第1023話 37枚目:扉の向こう

 結構戦闘に時間がかかったし、そもそも消耗が酷いって事で、流石にそのまま扉に突貫、という事にはならなかった。確実に節目ではあるだろうし、準備が整わないまま下手に触って、モンスターの大群があふれ出てくる、なんてことになったら戦犯ものだからな。

 というかそれ以前に、もう1つのイベントダンジョンでの戦闘が続いていたから、そっちへの応援が先だった。どうやらあちらは「第四候補」がかなりギリギリのところで魔力を注ぐ事に成功したらしいが、最初の混乱で結構な人数の召喚者プレイヤーがやられてしまったようだ。

 戦闘力では群を抜いている「第二候補」と、広域バフ能力のある「第五候補」が揃っていても、流石にキツかったらしい。


「いやいや無理無理あれは無理。まさかあんな方法で手駒化されるとか思わねーじゃん!? なんなのあれ、プレス成型かっつーの!!」

「プレス成型、ですか……」


 どうやらそんな感じで「僕」と名前の付くモンスターに変えられた召喚者プレイヤーが大量に出たそうだ。もちろん中身である召喚者プレイヤー自身は死に戻りしていたそうだが、その「僕」の形が、あの「拉ぎ停める異界の塞王」の形をしていたらしい。

 形を変えるってそういう事か、と理解したくなかった事実を理解して、いつもよりちょっと早めにログアウトである。夜にもう一回時間を合わせる事になったからね。


「準備と人数的にも妥当なところでしょうし……」


 という事で、夜のルーチンという日常を急ぎめにこなしてログインだ。お盆休みが終わりに近いという事で、召喚者プレイヤーの士気も大変高い。ボスが出てきても、なんならそのまま殴りに行きそうだ。

 まぁボスであったとしたら、まだギミックが残っているだろうけど。だって救出対象が足りないんだよ。

 『アウセラー・クローネ』としてのチーム分けは、「第一候補」が向こうに行って「第四候補」がこっちに来た。まぁ儀式的もしくは領域的な対処が必要になるなら、そうなるか。


「で、扉はどんな感じですか「第四候補」」

「んー、向こうとはちょっと違うけど基本は同じっぽい。つまり鍵も罠もなし、おいでませって歓迎モードだ!」

「まぁ実際くぐってみたら異界の理とモンスターの群れが歓迎してくれるんでしょうけど」

「それな!」

「それは歓迎なのか……?」


 歓迎だと思うよ。意味が大幅に間違ってる方の使い方だけど。ゲーム的に言えば本来の意味でも間違いではないかも知れないが。

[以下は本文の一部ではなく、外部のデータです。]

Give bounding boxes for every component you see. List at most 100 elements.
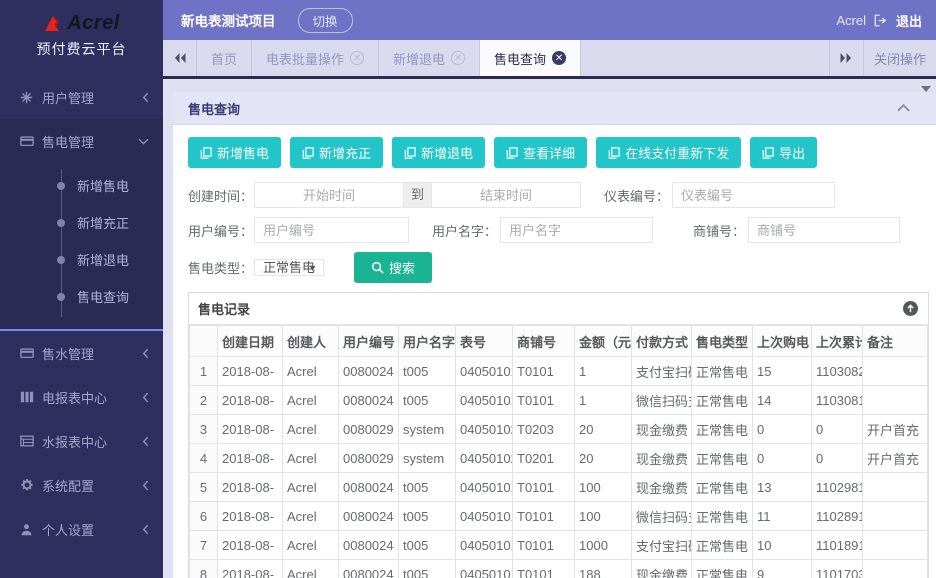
switch-project-button[interactable]: 切换 xyxy=(298,8,353,33)
tab-首页[interactable]: 首页 xyxy=(197,40,252,76)
shop-no-input[interactable] xyxy=(748,217,900,243)
table-cell: 0080029 xyxy=(339,444,399,473)
end-time-input[interactable] xyxy=(431,182,581,208)
table-cell: t005 xyxy=(399,473,456,502)
table-cell: Acrel xyxy=(283,531,339,560)
table-cell: 1102981. xyxy=(812,473,863,502)
table-row[interactable]: 12018-08-Acrel0080024t00504050101T01011支… xyxy=(190,357,928,386)
table-cell: 1101891. xyxy=(812,531,863,560)
copy-icon xyxy=(762,147,774,159)
table-cell: 2018-08- xyxy=(218,415,283,444)
tabs-scroll-right-button[interactable] xyxy=(829,40,863,76)
table-cell xyxy=(863,531,928,560)
sidebar-subitem-售电查询[interactable]: 售电查询 xyxy=(0,278,163,315)
sidebar-item-用户管理[interactable]: 用户管理 xyxy=(0,75,163,119)
table-cell: 1103081. xyxy=(812,386,863,415)
table-cell: Acrel xyxy=(283,415,339,444)
table-cell: t005 xyxy=(399,357,456,386)
sidebar-subitem-新增充正[interactable]: 新增充正 xyxy=(0,204,163,241)
search-icon xyxy=(371,261,384,274)
table-cell: 2018-08- xyxy=(218,502,283,531)
column-header-上次累计: 上次累计 xyxy=(812,326,863,357)
search-button[interactable]: 搜索 xyxy=(354,252,432,283)
user-no-input[interactable] xyxy=(254,217,409,243)
sidebar-group-3: 电报表中心 xyxy=(0,375,163,419)
table-row[interactable]: 62018-08-Acrel0080024t00504050101T010110… xyxy=(190,502,928,531)
sidebar-item-水报表中心[interactable]: 水报表中心 xyxy=(0,419,163,463)
toolbar-button-查看详细[interactable]: 查看详细 xyxy=(494,137,587,168)
column-header-售电类型: 售电类型 xyxy=(692,326,753,357)
column-header-用户名字: 用户名字 xyxy=(399,326,456,357)
start-time-input[interactable] xyxy=(254,182,404,208)
acrel-logo-icon xyxy=(43,15,63,33)
sidebar-group-4: 水报表中心 xyxy=(0,419,163,463)
sidebar-subitem-新增退电[interactable]: 新增退电 xyxy=(0,241,163,278)
table-row[interactable]: 72018-08-Acrel0080024t00504050101T010110… xyxy=(190,531,928,560)
filter-row-1: 创建时间： 到 仪表编号： xyxy=(188,182,929,208)
collapse-up-circle-icon[interactable] xyxy=(903,301,918,316)
table-cell: 20 xyxy=(575,444,632,473)
sidebar-item-label: 售水管理 xyxy=(42,344,142,363)
sale-type-select[interactable]: 正常售电 ▼ xyxy=(254,256,324,280)
chevron-left-icon xyxy=(142,436,149,447)
toolbar-button-新增充正[interactable]: 新增充正 xyxy=(290,137,383,168)
table-row[interactable]: 52018-08-Acrel0080024t00504050101T010110… xyxy=(190,473,928,502)
tab-新增退电[interactable]: 新增退电 ✕ xyxy=(379,40,480,76)
sidebar-item-售电管理[interactable]: 售电管理 xyxy=(0,119,163,163)
username[interactable]: Acrel xyxy=(836,13,866,28)
table-cell: 04050101 xyxy=(456,386,513,415)
tab-电表批量操作[interactable]: 电表批量操作✕ xyxy=(252,40,379,76)
table-row[interactable]: 82018-08-Acrel0080024t00504050101T010118… xyxy=(190,560,928,578)
scroll-up-arrow-icon[interactable] xyxy=(921,86,931,92)
table-cell: 1000 xyxy=(575,531,632,560)
column-header-创建人: 创建人 xyxy=(283,326,339,357)
toolbar-button-导出[interactable]: 导出 xyxy=(750,137,817,168)
sidebar-item-系统配置[interactable]: 系统配置 xyxy=(0,463,163,507)
logo-subtitle: 预付费云平台 xyxy=(0,39,163,59)
table-cell: 188 xyxy=(575,560,632,578)
tab-label: 新增退电 xyxy=(393,49,445,68)
table-row[interactable]: 32018-08-Acrel0080029system04050102T0203… xyxy=(190,415,928,444)
tab-close-icon[interactable]: ✕ xyxy=(552,51,566,65)
tabs-scroll-left-button[interactable] xyxy=(163,40,197,76)
table-cell: 3 xyxy=(190,415,218,444)
column-header-金额（元: 金额（元 xyxy=(575,326,632,357)
chevron-left-icon xyxy=(142,524,149,535)
table-cell: Acrel xyxy=(283,502,339,531)
table-cell: T0101 xyxy=(513,357,575,386)
meter-no-input[interactable] xyxy=(672,182,835,208)
sidebar-item-label: 电报表中心 xyxy=(42,388,142,407)
search-button-label: 搜索 xyxy=(389,258,415,277)
column-header-商铺号: 商铺号 xyxy=(513,326,575,357)
app-window: Acrel 预付费云平台 用户管理售电管理新增售电新增充正新增退电售电查询售水管… xyxy=(0,0,936,578)
table-cell: T0101 xyxy=(513,502,575,531)
sidebar-subitem-新增售电[interactable]: 新增售电 xyxy=(0,167,163,204)
panel-collapse-icon[interactable] xyxy=(897,104,910,112)
table-cell: 15 xyxy=(753,357,812,386)
column-header-表号: 表号 xyxy=(456,326,513,357)
sidebar-submenu: 新增售电新增充正新增退电售电查询 xyxy=(0,163,163,329)
tab-售电查询[interactable]: 售电查询✕ xyxy=(480,40,581,76)
sidebar-item-售水管理[interactable]: 售水管理 xyxy=(0,331,163,375)
table-cell: 支付宝扫码 xyxy=(632,357,692,386)
table-cell: T0201 xyxy=(513,444,575,473)
user-name-input[interactable] xyxy=(500,217,653,243)
logout-button[interactable]: 退出 xyxy=(896,11,922,30)
toolbar-button-新增售电[interactable]: 新增售电 xyxy=(188,137,281,168)
tab-close-icon[interactable]: ✕ xyxy=(451,51,465,65)
chevron-down-icon xyxy=(138,138,149,145)
table-row[interactable]: 42018-08-Acrel0080029system04050102T0201… xyxy=(190,444,928,473)
toolbar-button-在线支付重新下发[interactable]: 在线支付重新下发 xyxy=(596,137,741,168)
table-cell: 10 xyxy=(753,531,812,560)
tab-close-icon[interactable]: ✕ xyxy=(350,51,364,65)
table-header-row: 创建日期创建人用户编号用户名字表号商铺号金额（元付款方式售电类型上次购电上次累计… xyxy=(190,326,928,357)
sidebar-item-个人设置[interactable]: 个人设置 xyxy=(0,507,163,551)
table-cell: 现金缴费 xyxy=(632,473,692,502)
table-cell: 5 xyxy=(190,473,218,502)
toolbar-button-新增退电[interactable]: 新增退电 xyxy=(392,137,485,168)
sidebar-item-电报表中心[interactable]: 电报表中心 xyxy=(0,375,163,419)
table-row[interactable]: 22018-08-Acrel0080024t00504050101T01011微… xyxy=(190,386,928,415)
table-cell xyxy=(863,386,928,415)
chevron-left-icon xyxy=(142,392,149,403)
close-operations-menu[interactable]: 关闭操作 xyxy=(863,40,936,76)
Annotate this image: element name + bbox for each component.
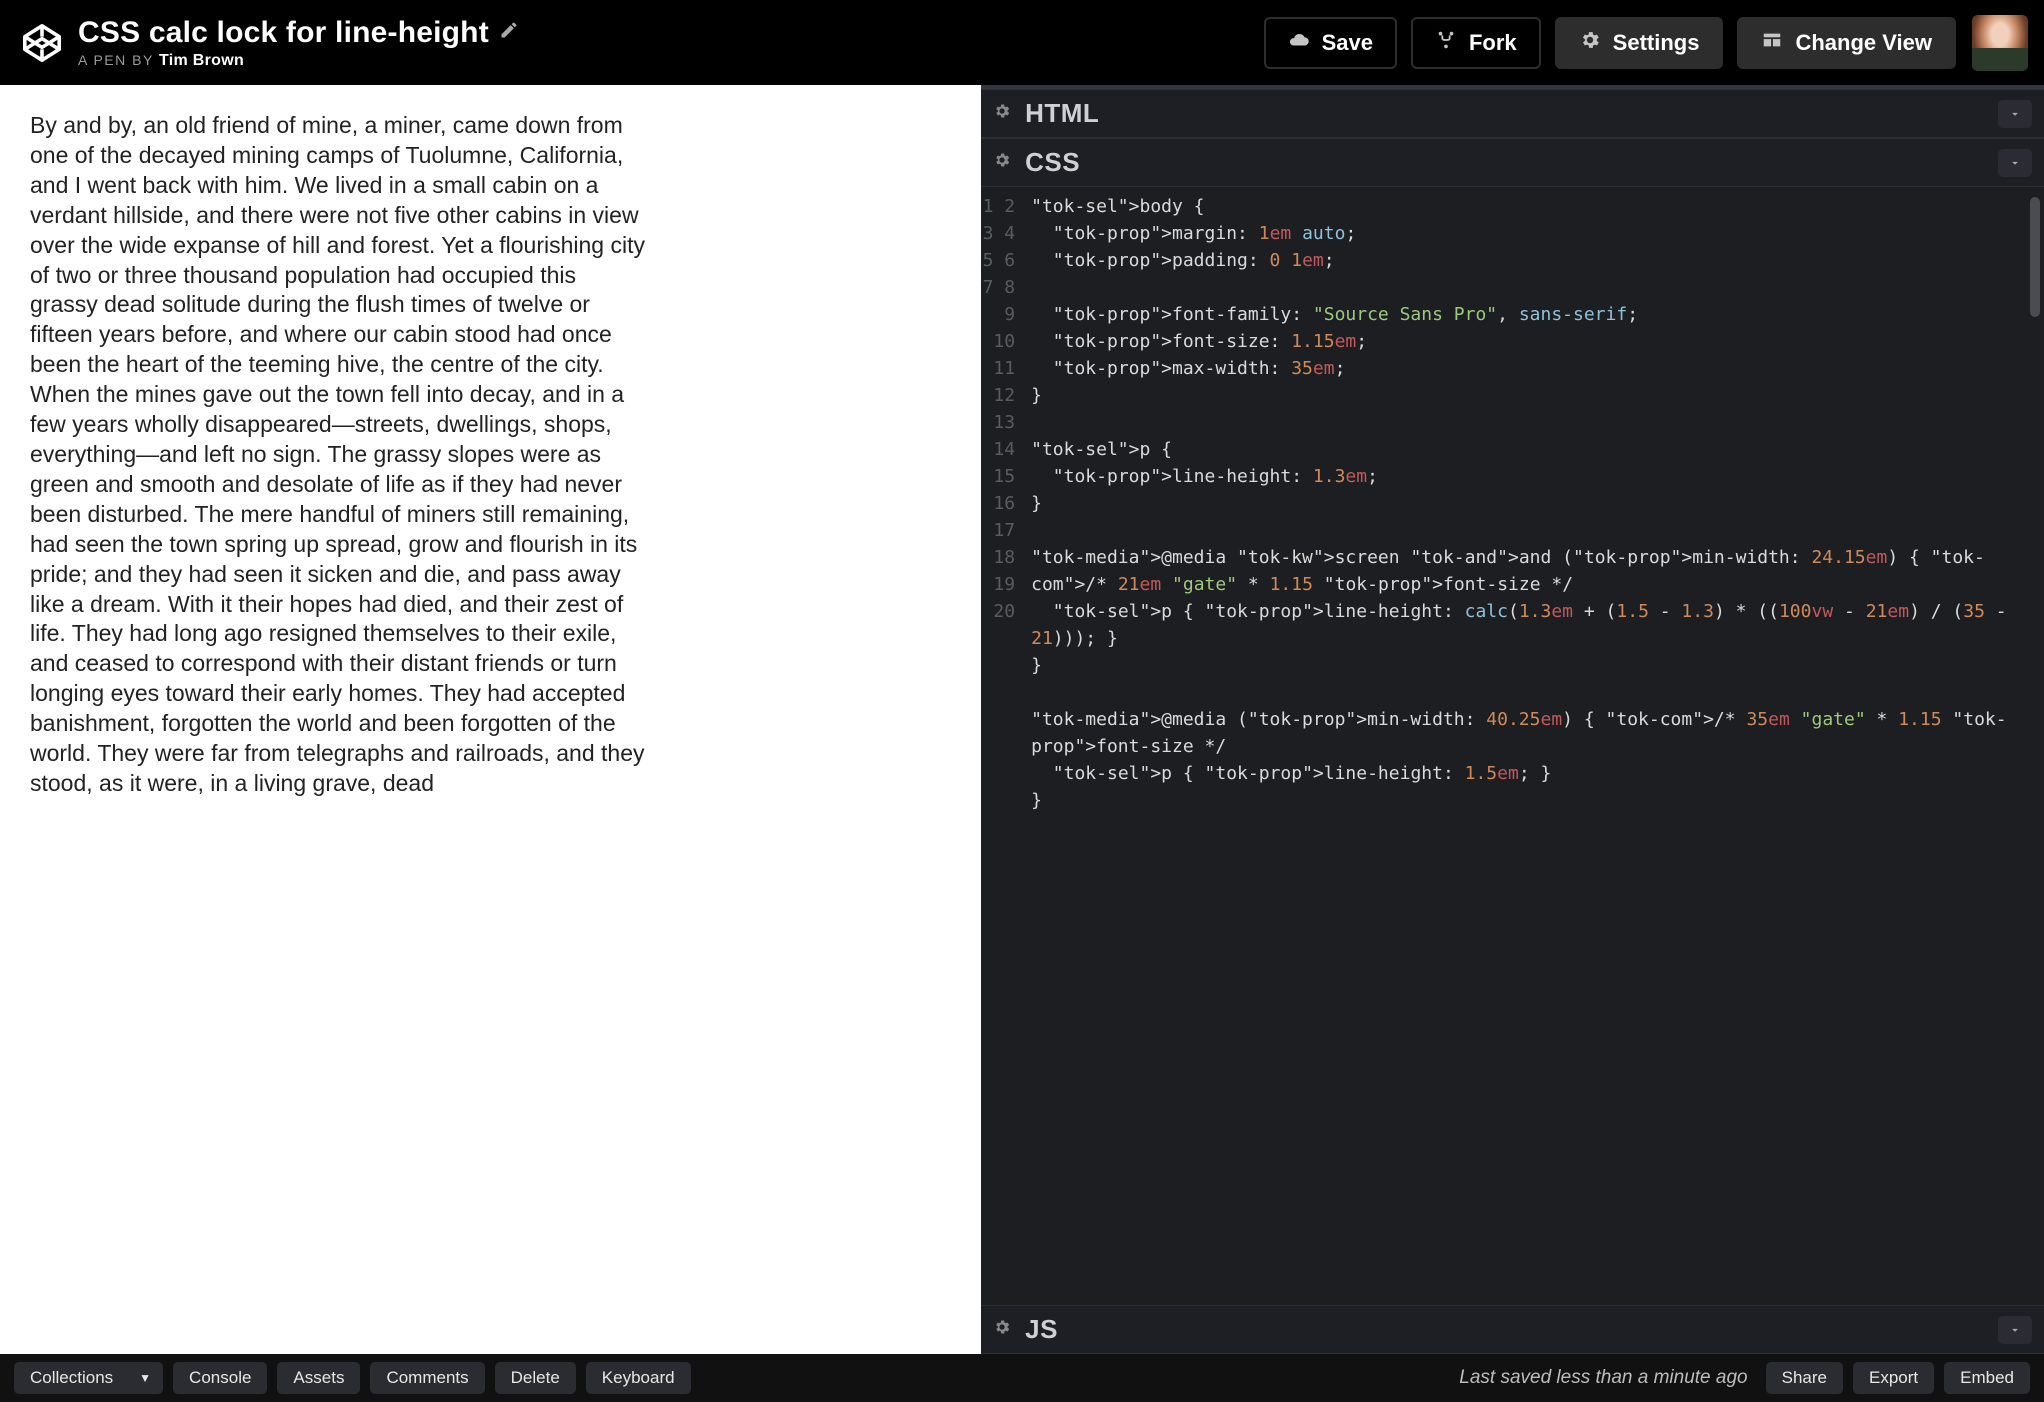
scrollbar[interactable]	[2030, 197, 2040, 317]
html-panel: HTML	[981, 89, 2044, 138]
main-split: By and by, an old friend of mine, a mine…	[0, 85, 2044, 1354]
share-button[interactable]: Share	[1766, 1362, 1843, 1394]
save-button[interactable]: Save	[1264, 17, 1397, 69]
user-avatar[interactable]	[1972, 15, 2028, 71]
css-panel-label: CSS	[1025, 147, 1984, 178]
fork-icon	[1435, 29, 1457, 57]
save-button-label: Save	[1322, 30, 1373, 56]
change-view-button[interactable]: Change View	[1737, 17, 1956, 69]
assets-button[interactable]: Assets	[277, 1362, 360, 1394]
settings-button[interactable]: Settings	[1555, 17, 1724, 69]
css-panel: CSS 1 2 3 4 5 6 7 8 9 10 11 12 13 14 15 …	[981, 138, 2044, 1305]
fork-button-label: Fork	[1469, 30, 1517, 56]
export-button[interactable]: Export	[1853, 1362, 1934, 1394]
preview-paragraph: By and by, an old friend of mine, a mine…	[30, 111, 650, 799]
codepen-logo[interactable]	[22, 23, 62, 63]
settings-button-label: Settings	[1613, 30, 1700, 56]
cloud-icon	[1288, 29, 1310, 57]
chevron-down-icon[interactable]	[1998, 100, 2032, 128]
line-gutter: 1 2 3 4 5 6 7 8 9 10 11 12 13 14 15 16 1…	[981, 187, 1021, 625]
collections-label: Collections	[30, 1368, 113, 1388]
chevron-down-icon[interactable]	[1998, 1316, 2032, 1344]
caret-down-icon: ▼	[139, 1371, 151, 1385]
gear-icon[interactable]	[993, 102, 1011, 125]
preview-pane[interactable]: By and by, an old friend of mine, a mine…	[0, 85, 981, 1354]
comments-button[interactable]: Comments	[370, 1362, 484, 1394]
html-panel-header[interactable]: HTML	[981, 89, 2044, 138]
js-panel-label: JS	[1025, 1314, 1984, 1345]
keyboard-button[interactable]: Keyboard	[586, 1362, 691, 1394]
embed-button[interactable]: Embed	[1944, 1362, 2030, 1394]
pen-title: CSS calc lock for line-height	[78, 16, 489, 50]
gear-icon[interactable]	[993, 151, 1011, 174]
byline-prefix: A PEN BY	[78, 52, 154, 68]
html-panel-label: HTML	[1025, 98, 1984, 129]
save-status: Last saved less than a minute ago	[1459, 1367, 1747, 1389]
css-panel-header[interactable]: CSS	[981, 138, 2044, 187]
gear-icon	[1579, 29, 1601, 57]
fork-button[interactable]: Fork	[1411, 17, 1541, 69]
title-block: CSS calc lock for line-height A PEN BY T…	[78, 16, 1248, 70]
collections-dropdown[interactable]: Collections ▼	[14, 1362, 163, 1394]
css-editor[interactable]: 1 2 3 4 5 6 7 8 9 10 11 12 13 14 15 16 1…	[981, 187, 2044, 1305]
footer-bar: Collections ▼ Console Assets Comments De…	[0, 1354, 2044, 1402]
css-code[interactable]: "tok-sel">body { "tok-prop">margin: 1em …	[981, 187, 2044, 826]
layout-icon	[1761, 29, 1783, 57]
change-view-button-label: Change View	[1795, 30, 1932, 56]
js-panel-header[interactable]: JS	[981, 1305, 2044, 1354]
editors-column: HTML CSS 1 2 3 4 5 6 7 8 9 10 11 12 13 1…	[981, 85, 2044, 1354]
chevron-down-icon[interactable]	[1998, 149, 2032, 177]
gear-icon[interactable]	[993, 1318, 1011, 1341]
js-panel: JS	[981, 1305, 2044, 1354]
app-header: CSS calc lock for line-height A PEN BY T…	[0, 0, 2044, 85]
edit-title-icon[interactable]	[499, 20, 519, 45]
delete-button[interactable]: Delete	[495, 1362, 576, 1394]
console-button[interactable]: Console	[173, 1362, 267, 1394]
pen-byline: A PEN BY Tim Brown	[78, 52, 1248, 70]
author-link[interactable]: Tim Brown	[159, 52, 244, 69]
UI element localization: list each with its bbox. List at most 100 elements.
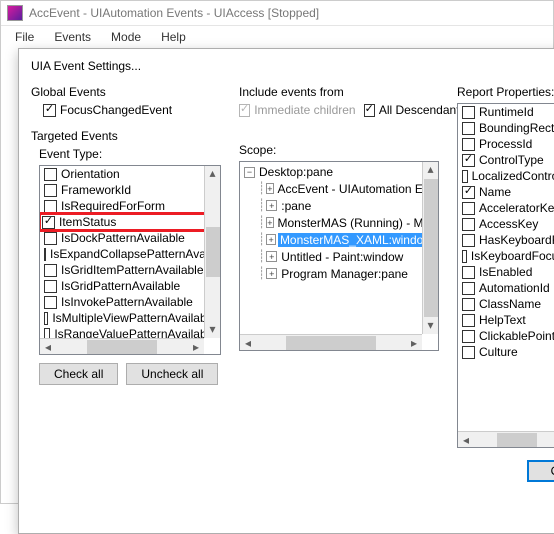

 まぁともかく。とりあえず素の状態を確認してみようって事で、領域スキルの展開は無しだ。各自が個人でかけるバフや祝福はかかっているが、一応余力を残した形だな。

 ログイン時間も合わせてきたし、準備も万全だ。という事で、何故か私が代表で扉を開くことに。……まぁエルルも納得してるみたいだから、いいんだけど。


「さて、それでは行きますよ」


 巨大な扉なので問題ないだろうと、ルイシャンに乗せてもらったまま扉に触れる。「第四候補」いわく、この扉は取っ手がないくせに外開きらしい。面倒だが、それならそれでと装飾の一部を掴む。

 そのままルイシャンに後ろへ下がってもらうと、割とあっさりと巨大な扉は開いていった。見た目からすると随分と軽い。……私のステータスのせいじゃないぞ。それならルイシャンがここまで軽々動ける訳がないからな。

 両開きの片方だけを開く形になったが、どうやら扉は連動していたようだ。私は扉に向かって右に移動する形で扉を開いていき、その向こうに見えてきたのは、というと。


「…………なるほど。この迷宮然とした石造りの通路と部屋は、「こちら側」であると同時に「前半戦」でしたか」


 風景画を一度ちゃんと描いてから、ぐちゃぐちゃに混ぜ合わせたような。

 地面、植物、動物、そういうものがそれぞれに存在してはいるものの、その境目を酷く雑に混ぜ合わされてから大きさだけを合わせたような。そんな、はっきり言って見ているだけで気分が悪くなる……明らかに「モンスターの『王』」、「蝕み毒する異界の喰王」の領域と分かる、光景だった。